In total, 177 women recruited for the study. Mean age and parity of the subjects were 26.71 ± 9.96 and 2.10 ± 1.8, respectively [Table 1]. For detailed statistical analysis, women were divided into three groups depending upon their VD levels: deficiency group [25(OH)D level <20 ng/mL], insufficiency group [25(OH)D level <32 ng/mL], and sufficient group [25(OH)D level >32 ng/mL]. Mean VD level was 15.53 ± 7.65 ng/dL. VDD was present in 84.18% subjects. Mean VD level in this group was 12.91 ng/dL. VD insufficiency was present in 12.44% of cases. Mean VD level was 24.175 ng/dL in this group. only six subjects had sufficient VD level. There is no association of age, education, religion, rural, versus urban area. VDD and insufficiency were present in almost all (96.62%) women.
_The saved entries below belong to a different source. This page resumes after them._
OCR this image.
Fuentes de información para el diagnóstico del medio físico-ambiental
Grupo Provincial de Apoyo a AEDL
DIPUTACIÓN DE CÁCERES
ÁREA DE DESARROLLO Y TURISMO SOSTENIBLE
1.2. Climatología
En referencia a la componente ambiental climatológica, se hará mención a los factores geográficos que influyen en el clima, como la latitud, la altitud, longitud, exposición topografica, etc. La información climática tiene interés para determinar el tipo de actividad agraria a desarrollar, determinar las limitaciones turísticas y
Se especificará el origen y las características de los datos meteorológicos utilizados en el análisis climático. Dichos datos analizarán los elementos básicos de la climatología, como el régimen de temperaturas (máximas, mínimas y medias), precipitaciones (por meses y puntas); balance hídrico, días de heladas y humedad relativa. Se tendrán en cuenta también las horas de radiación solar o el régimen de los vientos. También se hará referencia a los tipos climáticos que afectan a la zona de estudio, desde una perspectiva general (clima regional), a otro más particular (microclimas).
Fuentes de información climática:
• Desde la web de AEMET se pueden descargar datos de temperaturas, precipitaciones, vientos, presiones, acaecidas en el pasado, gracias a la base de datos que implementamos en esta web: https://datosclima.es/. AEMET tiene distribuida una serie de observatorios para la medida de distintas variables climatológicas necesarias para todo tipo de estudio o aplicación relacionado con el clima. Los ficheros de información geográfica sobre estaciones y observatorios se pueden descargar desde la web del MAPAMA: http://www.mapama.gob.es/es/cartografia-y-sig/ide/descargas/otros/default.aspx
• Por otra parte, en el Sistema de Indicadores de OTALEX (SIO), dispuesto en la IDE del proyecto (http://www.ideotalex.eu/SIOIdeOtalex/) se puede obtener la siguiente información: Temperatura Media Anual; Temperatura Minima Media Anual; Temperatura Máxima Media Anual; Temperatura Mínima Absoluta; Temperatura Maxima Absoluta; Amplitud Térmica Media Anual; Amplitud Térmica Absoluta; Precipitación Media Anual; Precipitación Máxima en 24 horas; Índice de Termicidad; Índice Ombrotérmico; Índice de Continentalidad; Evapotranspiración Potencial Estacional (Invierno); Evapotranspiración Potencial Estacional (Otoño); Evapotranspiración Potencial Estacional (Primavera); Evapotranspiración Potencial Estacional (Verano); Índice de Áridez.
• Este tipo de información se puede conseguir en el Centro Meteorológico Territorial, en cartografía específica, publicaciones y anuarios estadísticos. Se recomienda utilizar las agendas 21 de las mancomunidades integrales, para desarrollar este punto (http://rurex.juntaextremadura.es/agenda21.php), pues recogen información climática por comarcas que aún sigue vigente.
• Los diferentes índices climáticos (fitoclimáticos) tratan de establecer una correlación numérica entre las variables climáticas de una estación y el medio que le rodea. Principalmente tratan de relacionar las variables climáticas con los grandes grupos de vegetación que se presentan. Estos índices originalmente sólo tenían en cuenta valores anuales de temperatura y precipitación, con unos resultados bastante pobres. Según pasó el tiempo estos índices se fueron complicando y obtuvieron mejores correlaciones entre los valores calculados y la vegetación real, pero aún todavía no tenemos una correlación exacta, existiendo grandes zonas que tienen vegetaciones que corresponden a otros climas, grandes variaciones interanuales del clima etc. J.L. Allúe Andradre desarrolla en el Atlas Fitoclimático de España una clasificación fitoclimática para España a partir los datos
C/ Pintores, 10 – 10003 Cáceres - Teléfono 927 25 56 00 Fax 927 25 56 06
There is inverse relationship between parity and VD. Mean VD level was less in women with hypertensive disorder of pregnancy (13.52 ng/dL) as compared with women with normal blood pressure (16.02) (P < 0.01) [Table 2].

Table 1

Demographic profile

Parameters	Mean
Mean age	26.71±9.96
Mean parity	2.10±1.8
Mean vitamin D level in insufficient group	24.175±2.17
Mean vitamin D level in deficient group	12.91±4.06

Table 2

Vitamin D (VD) level in various groups

Mean VD value	Mean VD value	P
VD level in PIH group 13.52 ng/dl	VD level in normotensive group 16.02 ng/dl	P 0.01
VD level in LSCS group 13.51 ng/dl	VD level in vaginal delivery group 17.57 ng/dl	P 0.000
VD level in low birth weight group 12.17 ng/dl	VD level not in low birth weight group 17.45 ng/dl	P 0.001

About 54.25% delivered vaginally and 47.14% delivered by LSCS. Women who underwent LSCS have deficiency and insufficiency of 90% and 7%, respectively, as compared with vaginal delivery who are having deficiency and insufficiency of 80% and 11%, respectively. Mean VD level in women who underwent normal vaginal delivery was 17.57 and women who underwent LSCS was 13.51. There was statistical significance difference between two groups (P-value 0.000) by t-test unequal variance.

Mean VD level was 12.17 in mothers whose babies were low birth weight as compared with 17.45 in mothers who are having no low birth weight babies (P-value = 0.001).

Discussion

In this prospective study, prevalence of VDD and insufficiency in pregnancy was 96.62%. Sunlight exposure is often the major influence on the VD status and is influenced by skin color, latitude, season as well as life style and cultural practices. Shillong is at 25.57°N 91.88°E. In the summer, the temperature varies from 23°C (73°F). In the winter, the temperature varies from 4°C (39°F). the city features a subtropical highland climate. Its summers are cool and very rainy, while its winters are cool and dry. Shillong is subject to vagaries of the monsoon. The monsoons arrive in June and it rains almost until the end of August. People keep cover themselves almost throughout the year. Staple diet is rice. Diet is also not rich in VD.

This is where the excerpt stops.